La inteligencia y madurez artística, la serena sabiduría de Barenboim, brillaron por encima de la técnica de cara a una sinfonía tan monumental como la cuarta y última de Johannes Brahms. Los múltiples motivos que se entrelazan, la complejidad armónica y ardua construcción de la composición fueron apropiadamente desentrañados por batuta y orquesta con fraseo amplio y fluidez expositiva. Más allá de algún pasaje borroso en el primer movimiento, destacaron segundo -una sutil y exquisita filigrana- y tercero para culminar en ese deslumbrante cuarto -construido sobre unas complejas variaciones de una chacona procedente de una cantata de Johann Sebastian Bach- en el que el músico argentino-israelí-español consiguió apreciables clímax orquestales y una combinación entre acendrada musicalidad y sobria expresividad.

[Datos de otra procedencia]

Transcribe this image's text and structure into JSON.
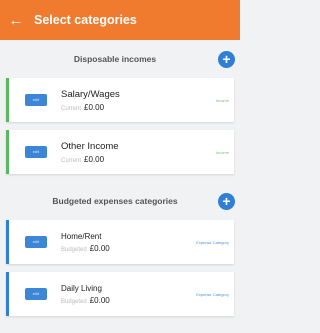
{
  "header": {
    "back_label": "←",
    "title": "Select categories"
  },
  "income_section": {
    "title": "Disposable incomes",
    "add_label": "+"
  },
  "income_items": [
    {
      "chip": "edit",
      "name": "Salary/Wages",
      "amount_label": "Current",
      "amount": "£0.00",
      "tag": "Income"
    },
    {
      "chip": "edit",
      "name": "Other Income",
      "amount_label": "Current",
      "amount": "£0.00",
      "tag": "Income"
    }
  ],
  "expense_section": {
    "title": "Budgeted expenses categories",
    "add_label": "+"
  },
  "expense_items": [
    {
      "chip": "edit",
      "name": "Home/Rent",
      "amount_label": "Budgeted",
      "amount": "£0.00",
      "tag": "Expense Category"
    },
    {
      "chip": "edit",
      "name": "Daily Living",
      "amount_label": "Budgeted",
      "amount": "£0.00",
      "tag": "Expense Category"
    }
  ],
  "colors": {
    "header": "#f07b2e",
    "income_accent": "#5cb85c",
    "expense_accent": "#2f7fd6",
    "add_button": "#2f7fd6"
  }
}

Éxito apotéosico y ovaciones interminables a orquesta y director, que demuestran el cariño del público madrileño hacia Barenboim, forjado en una relación artística de tantos años en sus múltiples facetas de pianista, director de repertorio sinfónico y de foso operístico, como en aquellos añorados festivales que ofreció con la Staatskapelle de Berlín en el Teatro Real.
Al comienzo de ambos conciertos se anunció que, dada la grave situación de la pandemia en Rusia, el concierto de la Filarmónica de San Petersburgo programado para el día 23 de este mes, se aplaza a mayo de 2022.